Forensics Training and Equipment
The governor awarded two grants totaling $240,000 for law enforcement equipment and forensics training to be utilized statewide.
- Jacksonville State University is using a $150,000 grant to assist its Center for Applied Forensics in providing training to law enforcement officers across the state in recognizing, preserving and collecting items of evidence routinely encountered by patrol personnel and investigators working complex crime scenes. The proper collection of evidence assists in the prosecution of cases.
- A $90,000 grant to the Alabama Department of Corrections’ Law Enforcement Services Division is being used to purchase three handheld drug analyzers. This equipment will allow officers to safely analyze suspected narcotics, while maintaining the integrity of evidence, and all will help keep officers safe when handling suspected drug samples.

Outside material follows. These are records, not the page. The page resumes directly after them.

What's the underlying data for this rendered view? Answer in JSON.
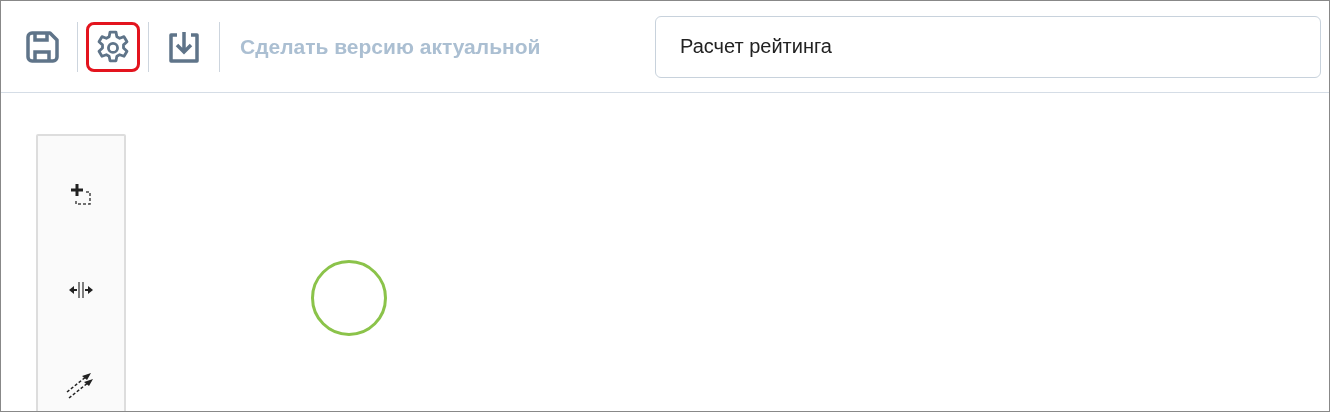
{
  "toolbar": {
    "buttons": [
      {
        "kind": "save",
        "highlighted": false
      },
      {
        "kind": "settings",
        "highlighted": true
      },
      {
        "kind": "import",
        "highlighted": false
      }
    ],
    "make_current": {
      "label": "Сделать версию актуальной",
      "disabled": true
    },
    "name_field": {
      "value": "Расчет рейтинга"
    }
  },
  "palette": {
    "tools": [
      {
        "kind": "lasso"
      },
      {
        "kind": "space"
      },
      {
        "kind": "connect"
      }
    ]
  },
  "canvas": {
    "elements": [
      {
        "kind": "start-event"
      }
    ]
  }
}
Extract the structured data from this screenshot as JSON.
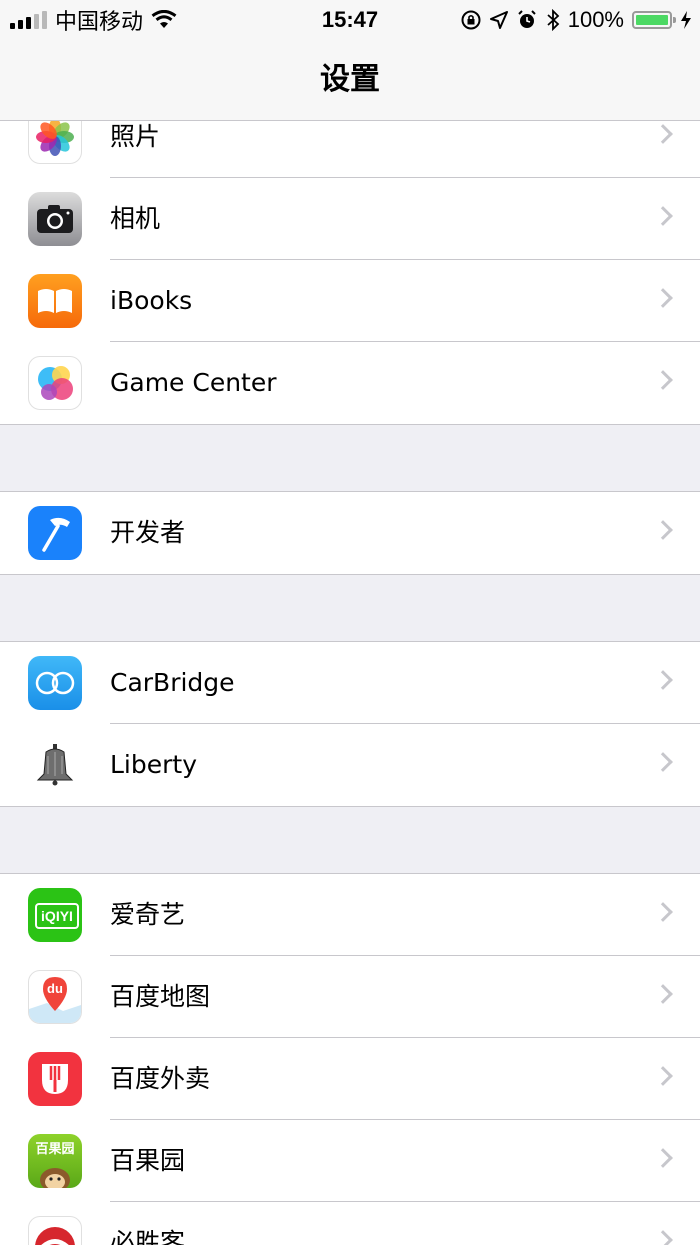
{
  "status_bar": {
    "carrier": "中国移动",
    "time": "15:47",
    "battery_percent": "100%"
  },
  "nav": {
    "title": "设置"
  },
  "groups": [
    {
      "rows": [
        {
          "label": "照片",
          "icon": "photos-icon"
        },
        {
          "label": "相机",
          "icon": "camera-icon"
        },
        {
          "label": "iBooks",
          "icon": "ibooks-icon"
        },
        {
          "label": "Game Center",
          "icon": "game-center-icon"
        }
      ]
    },
    {
      "rows": [
        {
          "label": "开发者",
          "icon": "developer-hammer-icon"
        }
      ]
    },
    {
      "rows": [
        {
          "label": "CarBridge",
          "icon": "carbridge-icon"
        },
        {
          "label": "Liberty",
          "icon": "liberty-bell-icon"
        }
      ]
    },
    {
      "rows": [
        {
          "label": "爱奇艺",
          "icon": "iqiyi-icon",
          "icon_text": "iQIYI"
        },
        {
          "label": "百度地图",
          "icon": "baidu-maps-icon",
          "icon_text": "du"
        },
        {
          "label": "百度外卖",
          "icon": "baidu-waimai-icon"
        },
        {
          "label": "百果园",
          "icon": "baiguoyuan-icon",
          "icon_text": "百果园"
        },
        {
          "label": "必胜客",
          "icon": "pizza-hut-icon"
        }
      ]
    }
  ],
  "colors": {
    "background": "#efeff4",
    "separator": "#c8c7cc",
    "chevron": "#c7c7cc",
    "battery_green": "#4cd964"
  }
}
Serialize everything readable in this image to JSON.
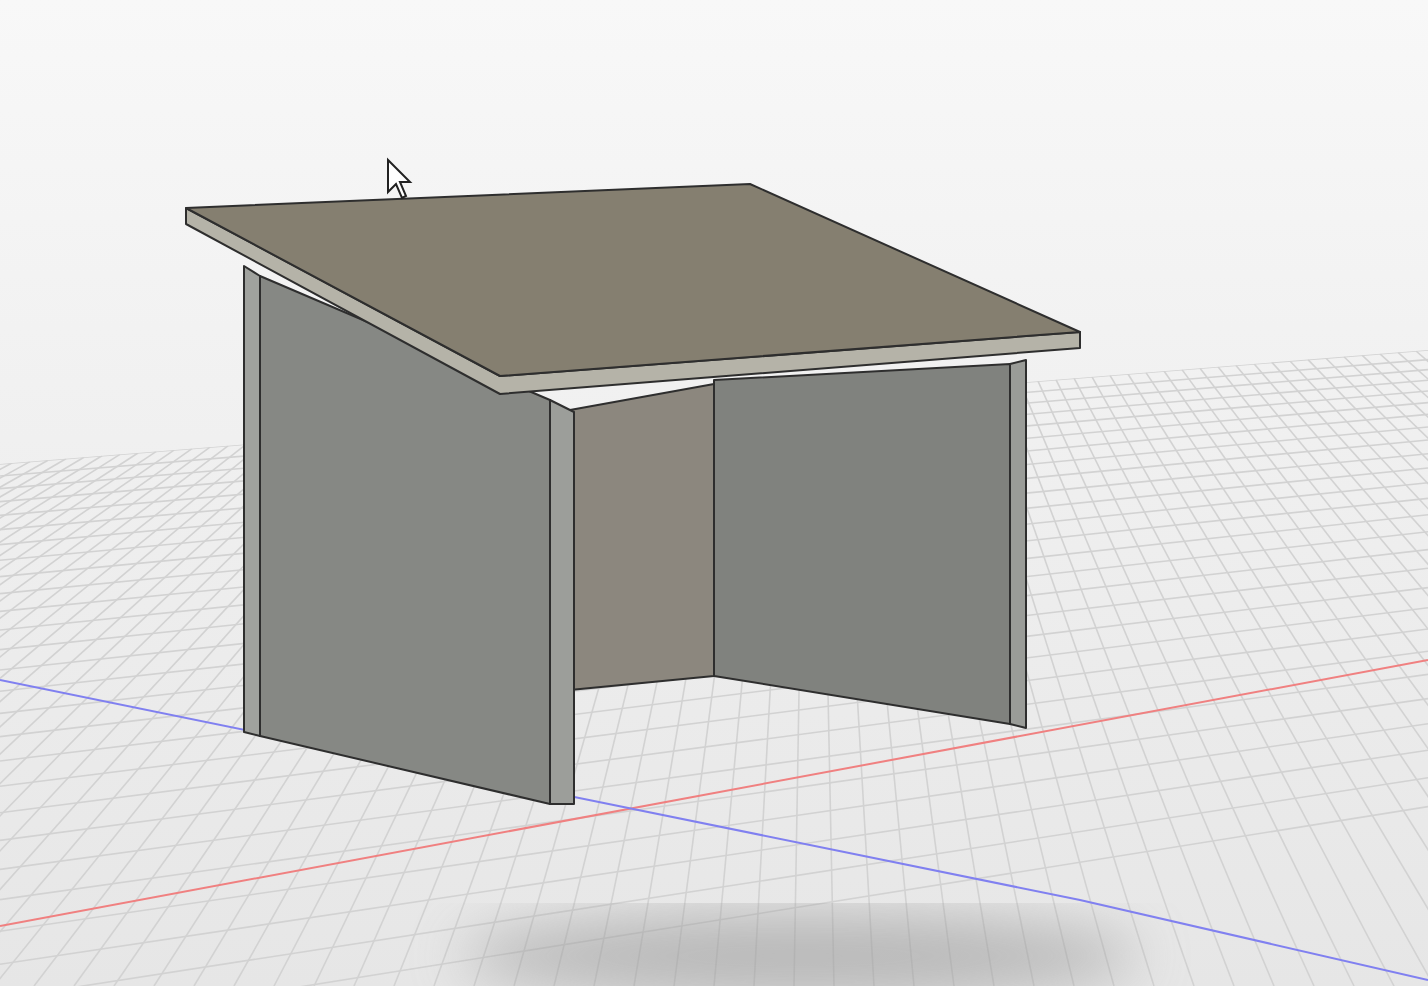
{
  "viewport": {
    "grid_visible": true,
    "cursor_visible": true
  }
}
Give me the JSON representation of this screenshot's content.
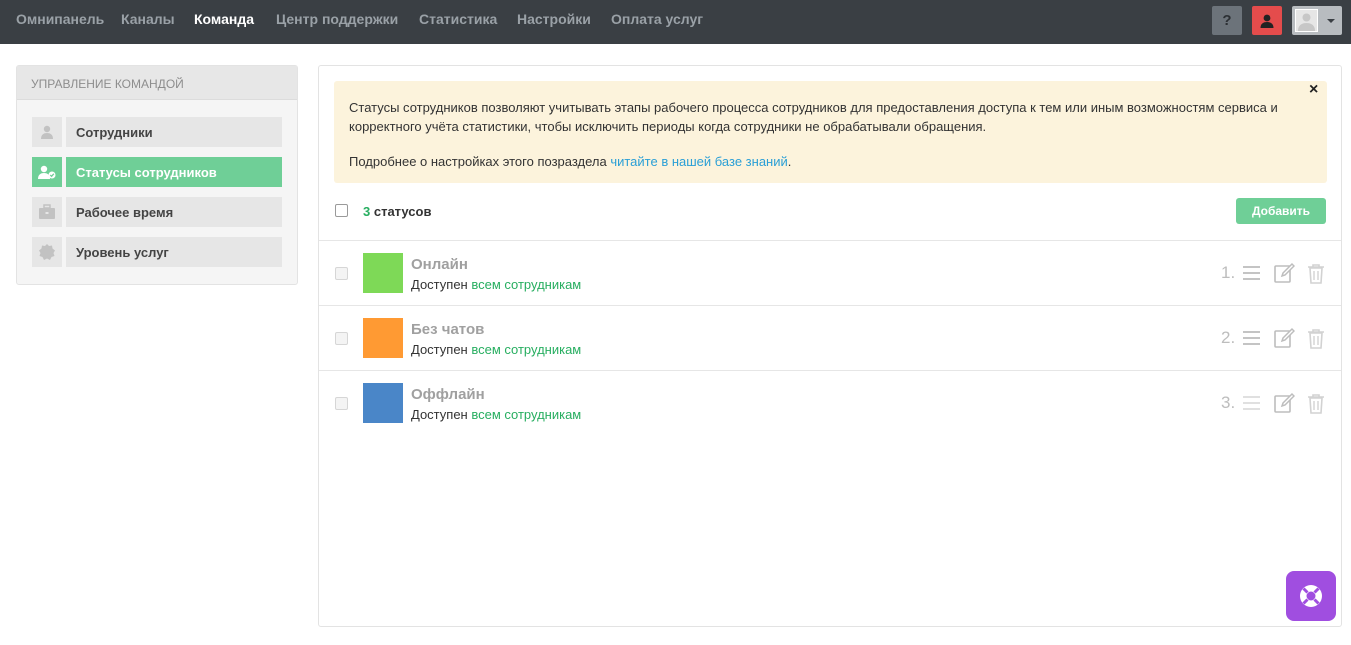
{
  "nav": {
    "items": [
      {
        "label": "Омнипанель",
        "active": false
      },
      {
        "label": "Каналы",
        "active": false
      },
      {
        "label": "Команда",
        "active": true
      },
      {
        "label": "Центр поддержки",
        "active": false
      },
      {
        "label": "Статистика",
        "active": false
      },
      {
        "label": "Настройки",
        "active": false
      },
      {
        "label": "Оплата услуг",
        "active": false
      }
    ],
    "help_label": "?",
    "user_icon": "user-icon",
    "avatar_icon": "avatar-icon"
  },
  "sidebar": {
    "title": "Управление командой",
    "items": [
      {
        "label": "Сотрудники",
        "icon": "user-icon",
        "active": false
      },
      {
        "label": "Статусы сотрудников",
        "icon": "user-status-icon",
        "active": true
      },
      {
        "label": "Рабочее время",
        "icon": "briefcase-icon",
        "active": false
      },
      {
        "label": "Уровень услуг",
        "icon": "badge-icon",
        "active": false
      }
    ]
  },
  "notice": {
    "text": "Статусы сотрудников позволяют учитывать этапы рабочего процесса сотрудников для предоставления доступа к тем или иным возможностям сервиса и корректного учёта статистики, чтобы исключить периоды когда сотрудники не обрабатывали обращения.",
    "more_prefix": "Подробнее о настройках этого позраздела ",
    "more_link": "читайте в нашей базе знаний",
    "more_suffix": ".",
    "close_label": "×"
  },
  "list": {
    "count_number": "3",
    "count_label": " статусов",
    "add_label": "Добавить",
    "rows": [
      {
        "title": "Онлайн",
        "color": "#7ed957",
        "sub_prefix": "Доступен ",
        "sub_link": "всем сотрудникам",
        "num": "1."
      },
      {
        "title": "Без чатов",
        "color": "#ff9a33",
        "sub_prefix": "Доступен ",
        "sub_link": "всем сотрудникам",
        "num": "2."
      },
      {
        "title": "Оффлайн",
        "color": "#4a86c8",
        "sub_prefix": "Доступен ",
        "sub_link": "всем сотрудникам",
        "num": "3."
      }
    ]
  },
  "colors": {
    "accent": "#6fcf97",
    "link_green": "#27ae60",
    "link_blue": "#2a9fd6",
    "fab": "#a04ee0",
    "danger": "#e44c4c"
  }
}
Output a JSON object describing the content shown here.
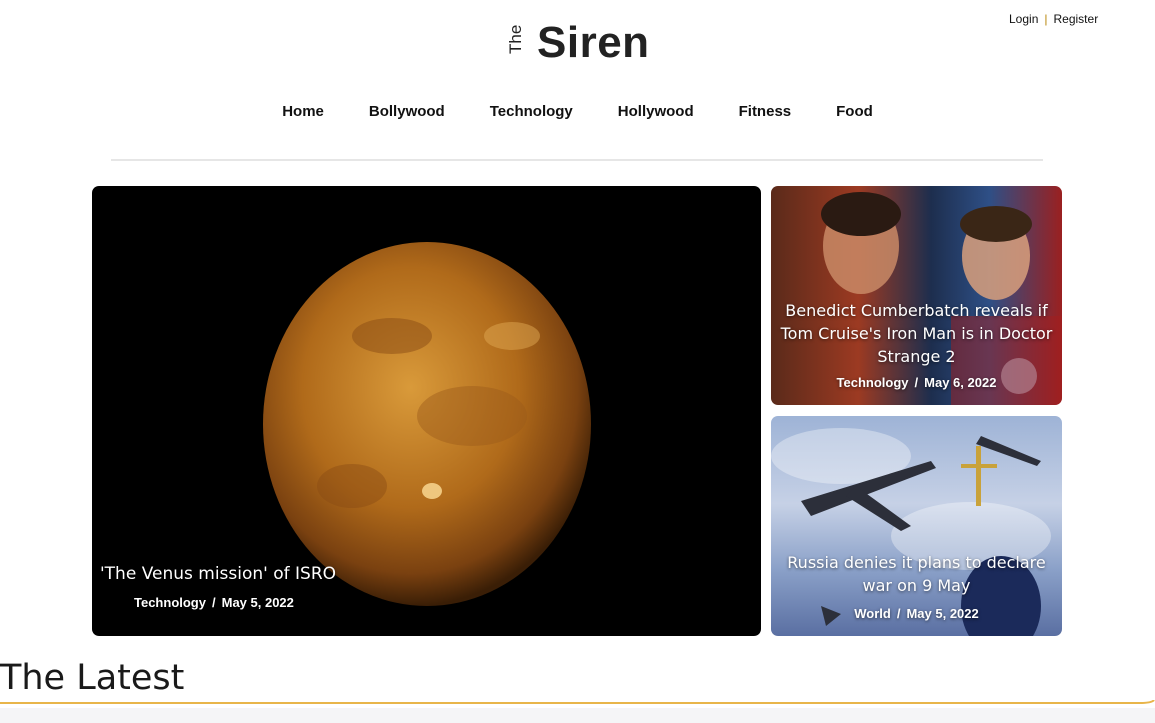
{
  "auth": {
    "login": "Login",
    "separator": "|",
    "register": "Register"
  },
  "logo": {
    "prefix": "The",
    "name": "Siren"
  },
  "nav": [
    "Home",
    "Bollywood",
    "Technology",
    "Hollywood",
    "Fitness",
    "Food"
  ],
  "featured": {
    "main": {
      "title": "'The Venus mission' of ISRO",
      "category": "Technology",
      "date": "May 5, 2022"
    },
    "side": [
      {
        "title": "Benedict Cumberbatch reveals if Tom Cruise's Iron Man is in Doctor Strange 2",
        "category": "Technology",
        "date": "May 6, 2022"
      },
      {
        "title": "Russia denies it plans to declare war on 9 May",
        "category": "World",
        "date": "May 5, 2022"
      }
    ]
  },
  "section": {
    "latest_title": "The Latest"
  },
  "meta_separator": "/",
  "colors": {
    "accent": "#e8b54a",
    "text": "#111111"
  }
}
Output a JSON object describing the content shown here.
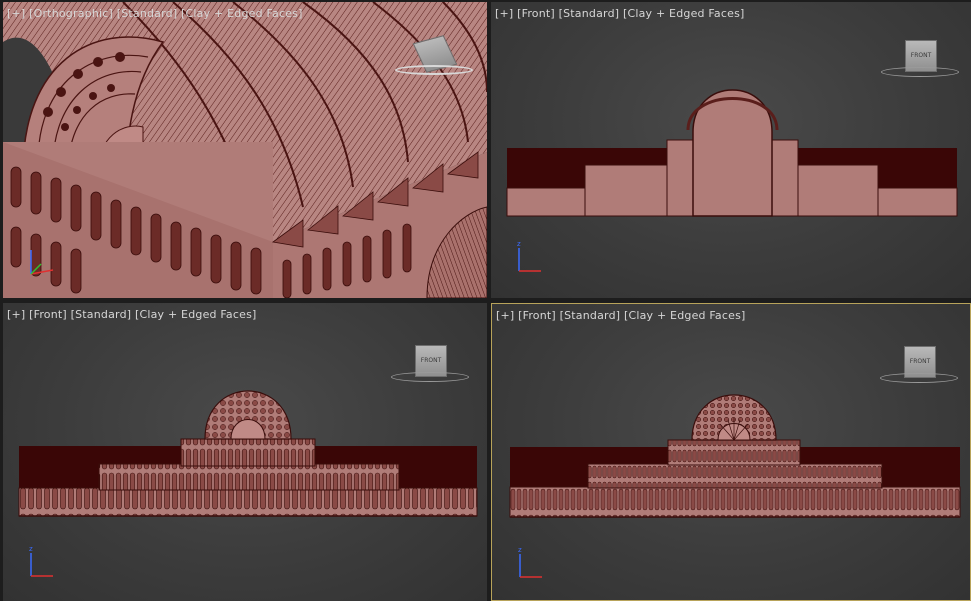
{
  "viewports": [
    {
      "id": "vp1",
      "labels": [
        "[+]",
        "[Orthographic]",
        "[Standard]",
        "[Clay + Edged Faces]"
      ],
      "viewcube": ""
    },
    {
      "id": "vp2",
      "labels": [
        "[+]",
        "[Front]",
        "[Standard]",
        "[Clay + Edged Faces]"
      ],
      "viewcube": "FRONT"
    },
    {
      "id": "vp3",
      "labels": [
        "[+]",
        "[Front]",
        "[Standard]",
        "[Clay + Edged Faces]"
      ],
      "viewcube": "FRONT"
    },
    {
      "id": "vp4",
      "labels": [
        "[+]",
        "[Front]",
        "[Standard]",
        "[Clay + Edged Faces]"
      ],
      "viewcube": "FRONT",
      "active": true
    }
  ],
  "axis": {
    "x": "x",
    "z": "z"
  },
  "colors": {
    "clay": "#b07c78",
    "clay_dark": "#6b2b27",
    "edge": "#3a0d0b",
    "backdrop": "#3a0606",
    "active_border": "#b8a35a"
  }
}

Ivey awarded a $103,343 grant to the Alabama Law Enforcement Agency that will be used to ensure compliance of the Sex Offender Registration and Notification Act. The act requires that convicted sex offenders register and notify authorities of where they are living once they are released from prison. ALEA will use funds to maintain compliance of the law by maintaining current cases to adhere to federal and state laws.
Alabama Law Enforcement Agency (ALEA) Secretary Hal Taylor commended Governor Ivey and ADECA for their steadfast support, as well as recognizing the critical role these grants will play in ensuring law enforcement is properly equipped.
“We are grateful for the unwavering support of Governor Ivey, as well as the support from ADECA, to assist law enforcement with the funds needed to continuously provide an enhanced layer of protection and service for all. These funds greatly impact our operations and enable our Troopers to actively patrol and work numerous high-visibility details on our state’s roadways, ultimately reducing the number of crashes and traffic fatalities,” said ALEA Secretary Taylor. “Additionally, the funds distributed for the Sex Offender Registration and Notification Act continuously allow our Agency to keep local communities well-informed and promote public awareness, as it relates to the potential threat that sex offenders and fugitives pose to Alabama’s citizens.”